I’m in two minds about this, and am interested in your thoughts.
Background:
My lad (14 and in grade 7), “must” go on a school tour to Leeupoort Prison in the new term. The school has been having trouble with discipline for the last couple years, and have put some very odd measures in place attempting to curb the smut. The extent of the problem is rather big, plenty of bullying and the like going on - the problem also rearing its head due to the ages of some of the kids - at 15/16 you should not be in primary school anymore…
Since then, they have seperated the boys from the girls, staggered the break times by gender and age and also seperated the exit routes from school by gender and age. The only reason I kept my son there was because he only had around 18 months or so left before high school and that he didnt want to leave at that point.

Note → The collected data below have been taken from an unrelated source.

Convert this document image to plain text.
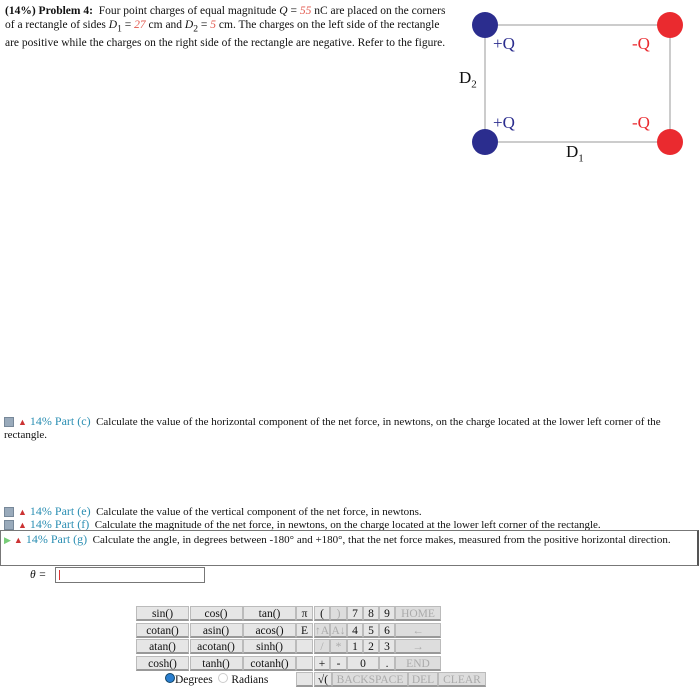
(14%) Problem 4: Four point charges of equal magnitude Q = 55 nC are placed on the corners of a rectangle of sides $D_1 = 27$ cm and $D_2 = 5$ cm. The charges on the left side of the rectangle are positive while the charges on the right side of the rectangle are negative. Refer to the figure.	+Q	-Q
+Q	-Q
$D_2$
$D_1$
▲ 14% Part (c) Calculate the value of the horizontal component of the net force, in newtons, on the charge located at the lower left corner of the rectangle.
▲ 14% Part (e) Calculate the value of the vertical component of the net force, in newtons.
▲ 14% Part (f) Calculate the magnitude of the net force, in newtons, on the charge located at the lower left corner of the rectangle.
▶ ▲ 14% Part (g) Calculate the angle, in degrees between -180° and +180°, that the net force makes, measured from the positive horizontal direction.
θ =
sin()	cos()	tan()
cotan()	asin()	acos()
atan()	acotan()	sinh()
cosh()	tanh()	cotanh()
π
E
(	)	7 8 9 HOME
↑A A↓ 4 5 6	←
/	* 1 2 3	→
+ -	0	.	END
√( BACKSPACE DEL CLEAR
Degrees Radians
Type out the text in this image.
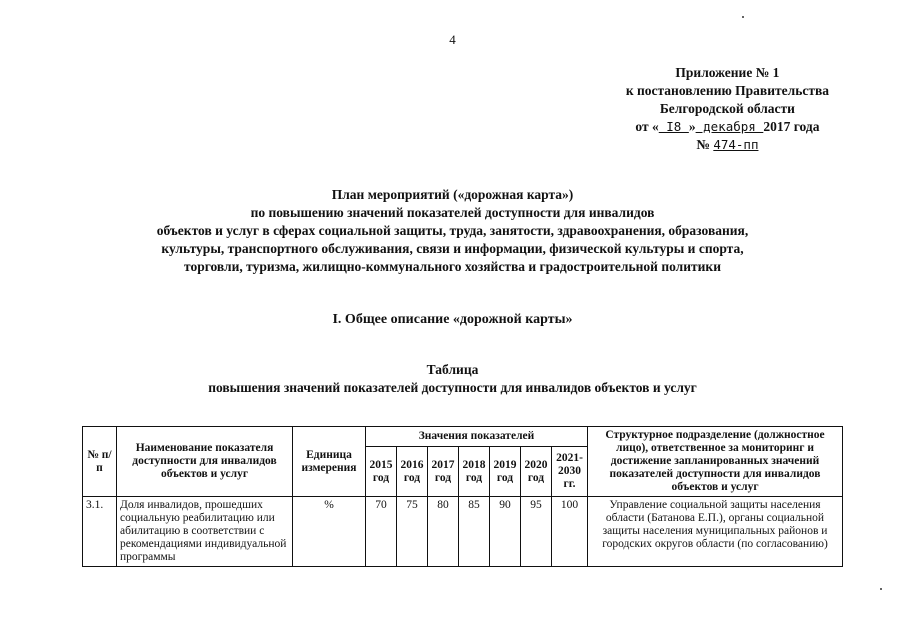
4
Приложение № 1
к постановлению Правительства
Белгородской области
от « I8 » декабря 2017 года
№ 474-пп
План мероприятий («дорожная карта»)
по повышению значений показателей доступности для инвалидов
объектов и услуг в сферах социальной защиты, труда, занятости, здравоохранения, образования,
культуры, транспортного обслуживания, связи и информации, физической культуры и спорта,
торговли, туризма, жилищно-коммунального хозяйства и градостроительной политики
I. Общее описание «дорожной карты»
Таблица
повышения значений показателей доступности для инвалидов объектов и услуг
№ п/п	Наименование показателя доступности для инвалидов объектов и услуг	Единица измерения	Значения показателей							Структурное подразделение (должностное лицо), ответственное за мониторинг и достижение запланированных значений показателей доступности для инвалидов объектов и услуг
			2015 год	2016 год	2017 год	2018 год	2019 год	2020 год	2021-2030 гг.	
3.1.	Доля инвалидов, прошедших социальную реабилитацию или абилитацию в соответствии с рекомендациями индивидуальной программы	%	70	75	80	85	90	95	100	Управление социальной защиты населения области (Батанова Е.П.), органы социальной защиты населения муниципальных районов и городских округов области (по согласованию)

My son’s of the more quiet type, he’ll state his case but would rather withdraw from conflict than incite it with undue arguments.
Now the school wants them (the boys only) to attend two days at the Leeupoort Prison where they’ll be exposd to “no punches held”, “in the face” reality of prison.

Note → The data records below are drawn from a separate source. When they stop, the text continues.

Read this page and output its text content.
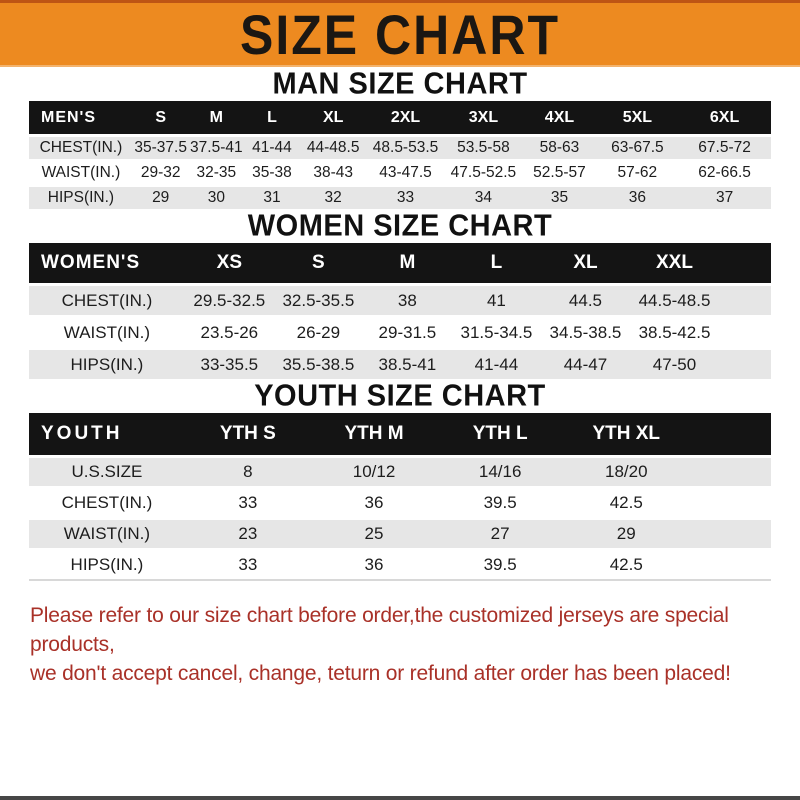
SIZE CHART
MAN SIZE CHART
MEN'S	S	M	L	XL	2XL	3XL	4XL	5XL	6XL
CHEST(IN.)	35-37.5	37.5-41	41-44	44-48.5	48.5-53.5	53.5-58	58-63	63-67.5	67.5-72
WAIST(IN.)	29-32	32-35	35-38	38-43	43-47.5	47.5-52.5	52.5-57	57-62	62-66.5
HIPS(IN.)	29	30	31	32	33	34	35	36	37
WOMEN SIZE CHART
WOMEN'S	XS	S	M	L	XL	XXL	
CHEST(IN.)	29.5-32.5	32.5-35.5	38	41	44.5	44.5-48.5	
WAIST(IN.)	23.5-26	26-29	29-31.5	31.5-34.5	34.5-38.5	38.5-42.5	
HIPS(IN.)	33-35.5	35.5-38.5	38.5-41	41-44	44-47	47-50	
YOUTH SIZE CHART
YOUTH	YTH S	YTH M	YTH L	YTH XL	
U.S.SIZE	8	10/12	14/16	18/20	
CHEST(IN.)	33	36	39.5	42.5	
WAIST(IN.)	23	25	27	29	
HIPS(IN.)	33	36	39.5	42.5	

Please refer to our size chart before order,the customized jerseys are special products,

we don't accept cancel, change, teturn or refund after order has been placed!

I disagree, on the one side, the majority 13/14 year olds are still just little kids. Their emotional maturity might not be up to “in the face” reality, they, after all, still lust after Hannah Montana and think Camp Rock is the ultimate movie EVER.
On the other hand, there are the handful problem children, whom this type of outing might benefit. But I dont know, I personally dont think kids that age really have enough life savvy to associate prison with bullying and/or typical boyish naughtiness, it might even appear glamorous to them.
I’m also not a parent that raised my kids with fear, and the newsletter just screams this to me - putting the fear of prison/god/hell/whatever it is into someone is objectionable to me, I dont believe in that type of control, logic and rationality has always worked for me as a form of discipline. I’ve never had to threaten either my sons with anything, I would simply point out to them what might go wrong or what DID go wrong and it worked wonders on their behaviour.
I think the idea might be viable for older kids - 17/18 year olds perhaps, which is generally also the age that things can go mightly wrong .
Opinions? Would you let your son of 14 go?